1 Marzo 1938. Moriva Gabriele D’annunzio, il poeta guerriero che incendiò Fiume e l’Italia intera. Uomo di carne e di spirito. Amante delle donne, del buon gusto. Ardito sorvolava i cieli di Vienna avendo ben compreso l’importanza della propaganda di guerra. Avanguardista e libertario si cimentava nell’impresa di Fiume, fondando uno stato “universale” e sociale come prima non si era mai visto.
D’annunzio ed Alceste De Ambris. Lo scrittore e l’intrepido Guido Keller. L’uomo d’azione ed il samurai Harukichi Shimoi. Con il Vate il fior fiore della vivacità dell’epoca nel più grande esperimento mai visto fino ad allora, che per molti versi anticipò il ’68. La delizia fiumana come una stella abbattuta dai cannoni borghesi ed affogata nel Natale di sangue.
Nel vittoriale l’idea del gusto e di ricercatezza che si fa materia, l’eccellenza come scopo di una vita favolosa e inimitabile. Lo stile che è “potenza isolatrice”.

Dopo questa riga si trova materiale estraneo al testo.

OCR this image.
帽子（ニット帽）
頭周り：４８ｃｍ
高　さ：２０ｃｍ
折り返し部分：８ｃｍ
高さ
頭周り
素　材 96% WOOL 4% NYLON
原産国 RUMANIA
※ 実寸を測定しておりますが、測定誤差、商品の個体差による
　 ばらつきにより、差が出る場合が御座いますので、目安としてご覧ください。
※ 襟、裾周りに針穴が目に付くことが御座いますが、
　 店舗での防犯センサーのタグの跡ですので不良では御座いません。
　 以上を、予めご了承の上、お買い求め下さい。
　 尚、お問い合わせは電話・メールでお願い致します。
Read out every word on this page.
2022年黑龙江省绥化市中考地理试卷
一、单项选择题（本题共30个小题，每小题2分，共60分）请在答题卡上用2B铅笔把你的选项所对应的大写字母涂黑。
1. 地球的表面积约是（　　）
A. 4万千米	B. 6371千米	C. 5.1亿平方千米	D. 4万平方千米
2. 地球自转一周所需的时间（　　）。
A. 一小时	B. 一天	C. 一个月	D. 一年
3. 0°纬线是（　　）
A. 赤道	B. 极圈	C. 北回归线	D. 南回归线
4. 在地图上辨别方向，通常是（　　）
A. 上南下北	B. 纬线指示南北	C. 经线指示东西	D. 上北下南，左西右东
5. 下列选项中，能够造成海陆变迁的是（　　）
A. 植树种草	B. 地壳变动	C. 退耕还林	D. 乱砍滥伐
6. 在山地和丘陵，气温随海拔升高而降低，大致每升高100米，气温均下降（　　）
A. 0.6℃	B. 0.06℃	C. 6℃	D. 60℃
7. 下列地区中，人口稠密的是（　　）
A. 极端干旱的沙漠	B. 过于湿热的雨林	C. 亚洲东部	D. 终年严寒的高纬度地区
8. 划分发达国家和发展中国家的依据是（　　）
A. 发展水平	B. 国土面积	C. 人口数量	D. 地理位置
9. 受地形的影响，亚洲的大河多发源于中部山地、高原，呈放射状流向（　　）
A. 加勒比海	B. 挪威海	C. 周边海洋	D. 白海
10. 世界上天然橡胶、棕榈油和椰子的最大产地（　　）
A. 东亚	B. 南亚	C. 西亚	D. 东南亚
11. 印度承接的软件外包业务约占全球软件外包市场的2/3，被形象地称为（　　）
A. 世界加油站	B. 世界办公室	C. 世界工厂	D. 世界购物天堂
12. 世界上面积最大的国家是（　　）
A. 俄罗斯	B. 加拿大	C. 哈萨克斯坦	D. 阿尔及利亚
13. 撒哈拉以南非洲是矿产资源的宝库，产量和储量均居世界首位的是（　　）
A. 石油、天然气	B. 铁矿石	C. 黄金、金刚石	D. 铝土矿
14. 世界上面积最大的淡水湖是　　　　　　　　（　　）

D’Annunzio. Una vita, un’opera d’arte.
“Tutto fu ambito e tutto fu tentato. Quel che non fu fatto io lo sognai e tanto era l’ardore che il sogno eguagliò l’atto.”
Giorgio Mari
Corridonia (MC)
Al Liceo ginnasio Cicognini di Prato, dove anche io ho
indegnamente studiato, alla fine degli anni settanta quasi tenevano nascosto il fatto che un tale artista si fosse formato in quelle aule. Ricordo di aver letto per la prima volta La pioggia nel pineto nell’inchiostro violetto di un ciclostile consegnatoci dalla volonterosa insegnante di lettere, che non lo amava ma si rendeva conto di quanto fosse parte della recente storia d’Italia. Quella sinfonia pagana è diventata da allora per me fonte inesauribile di bellezza.e di armonia.
La successiva scoperta del soldato e del politico d’avanguardia completarono il quadro di un uomo inimmaginabile in questi tempi assurdi.